Nuestro Romeo, en su vasta ensoñación amorosa, ya había contraído nupcias con ella y formalizado un hogar, por supuesto en su desbocada imaginación. Definitivamente iba muy de prisa en ese tema. Y consecuentemente con ello, pronto una cosa sucedió a la otra y cuando menos se dieron cuenta, ella ya no era una estudiante primípara ni tampoco virgen, pues habían terminado por consumar tanto amor en la forma harto prosaica como se ayuntan las creaturas biológicas. El, con suma pasión, de toril desbordado, ella con la timidez de la casta primeriza y los singulares complejos de una precaria educación sexual, muy pacata y deformada, dada por su mamá, quien le había enseñado que el miembro viril era como la tusa de una mazorca. Y qué sorpresa encontrarse con lo que realmente era.

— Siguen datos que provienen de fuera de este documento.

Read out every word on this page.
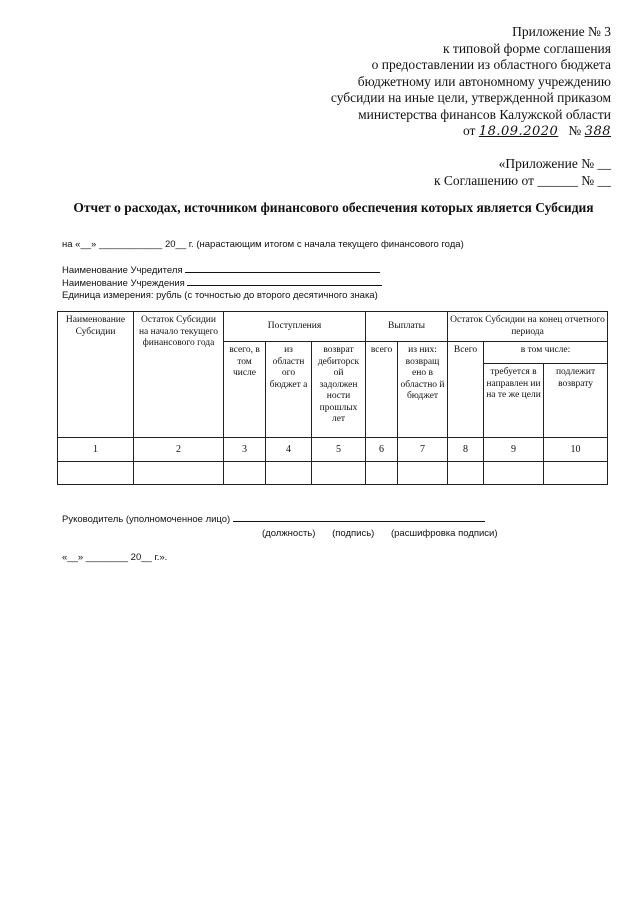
Приложение № 3
к типовой форме соглашения
о предоставлении из областного бюджета
бюджетному или автономному учреждению
субсидии на иные цели, утвержденной приказом
министерства финансов Калужской области
от 18.09.2020 № 388
«Приложение № __
к Соглашению от ______ № __
Отчет о расходах, источником финансового обеспечения которых является Субсидия
на «__» ____________ 20__ г. (нарастающим итогом с начала текущего финансового года)
Наименование Учредителя
Наименование Учреждения
Единица измерения: рубль (с точностью до второго десятичного знака)
Наименование Субсидии	Остаток Субсидии на начало текущего финансового года	Поступления			Выплаты		Остаток Субсидии на конец отчетного периода		
		всего, в том числе	из областн ого бюджет а	возврат дебиторск ой задолжен ности прошлых лет	всего	из них: возвращ ено в областно й бюджет	Всего	в том числе:	
								требуется в направлен ии на те же цели	подлежит возврату
1	2	3	4	5	6	7	8	9	10

Руководитель (уполномоченное лицо)
(должность) (подпись) (расшифровка подписи)
«__» ________ 20__ г.».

Ay niña!, que realidad tan distinta…! Ay Dios mío, que confusión y qué sofoco. La verdad es que esa primer ayuntamiento no fue una experiencia muy exitosa y menos gozosa,al menos para ella, si nos atenemos a lo escrito por ella en su diario y que él, sin proponérselo, un día tuvo a su alcance. Allí, ella se expresaba humillada y, por haber sido penetrada por detras, en cierta forma abusada. Decía que en definitiva no había disfrutado nada, mientras que él, tan iluso, confiaba en haber sido un amante excepcional. Ya el tiempo le demostraría que alcanzar esa categoría estelar no era tan sencillo.

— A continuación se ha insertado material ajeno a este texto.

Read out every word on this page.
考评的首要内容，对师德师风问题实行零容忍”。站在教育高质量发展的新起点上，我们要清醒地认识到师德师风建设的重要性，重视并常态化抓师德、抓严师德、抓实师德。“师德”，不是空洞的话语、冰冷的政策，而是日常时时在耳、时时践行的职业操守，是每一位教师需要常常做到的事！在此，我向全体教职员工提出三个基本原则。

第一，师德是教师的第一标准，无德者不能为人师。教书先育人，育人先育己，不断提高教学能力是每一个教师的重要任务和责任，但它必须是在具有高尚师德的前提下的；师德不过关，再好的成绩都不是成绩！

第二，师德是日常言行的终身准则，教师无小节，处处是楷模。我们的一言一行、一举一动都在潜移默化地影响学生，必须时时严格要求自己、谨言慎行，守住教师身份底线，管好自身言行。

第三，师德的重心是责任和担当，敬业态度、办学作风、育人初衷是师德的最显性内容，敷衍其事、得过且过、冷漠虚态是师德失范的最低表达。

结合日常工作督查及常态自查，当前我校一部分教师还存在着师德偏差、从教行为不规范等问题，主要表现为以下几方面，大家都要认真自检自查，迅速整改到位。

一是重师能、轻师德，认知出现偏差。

Aun así se enamoraron perdidamente y él la amo como hasta ese momento no lo había hecho con ninguna otra. La amó con locura, pensando que sería para siempre, hasta que duró; pues como advirtiera el más sagaz de los pseudo filósofos criollos, nada es eterno en el mundo, al parecer, ni siquiera el amor. Un día, a los pocos años, ella, cansada sufrir las locuras de él, -una imparable escalada en la crápula bohemia del alcohol y la maracachafa-, decidió dejarlo, y por muchísimos años no supieron nada el uno del otro. Ella, por razones aun oscuras nunca se casó, y él, por razones más oscuras aun, se casó casi dos veces. Pero jamás se olvidaron. Un día, del pasado más cercano, en una calle, se encontraron de frente y el corazón de los dos saltó de sus pechos, en tanto cruzaban una mirada de incredulidad, presas de sentimientos encontrados y un palpitante temor. Hay que dcirlo: ella lucia tan bella como se puede estar cinco lustros después,un poco marchita, y él tan atractivo como pueden dejar dos matrimonios y una vida llena de excesos y afugias. Más nada se dijeron, pues nada había que decirse, y sin mirar atrás, cada uno siguió su camino, recordando, fugazmente, cuan bello había sido todo aquello que un día los uniera; pensando que era lo mejor a hacer, pues hay cosas que siempre conviene dejar atrás, y tan solo re-vivir como un sueño, nada más.
En la U. decían que la novia del estudiante nunca sería la esposa del profesional. No sé si eso sea del todo cierto, pero lo cierto es que a pesar de tanto amor, un día ella le dijo adiós, y él no pudo retenerla.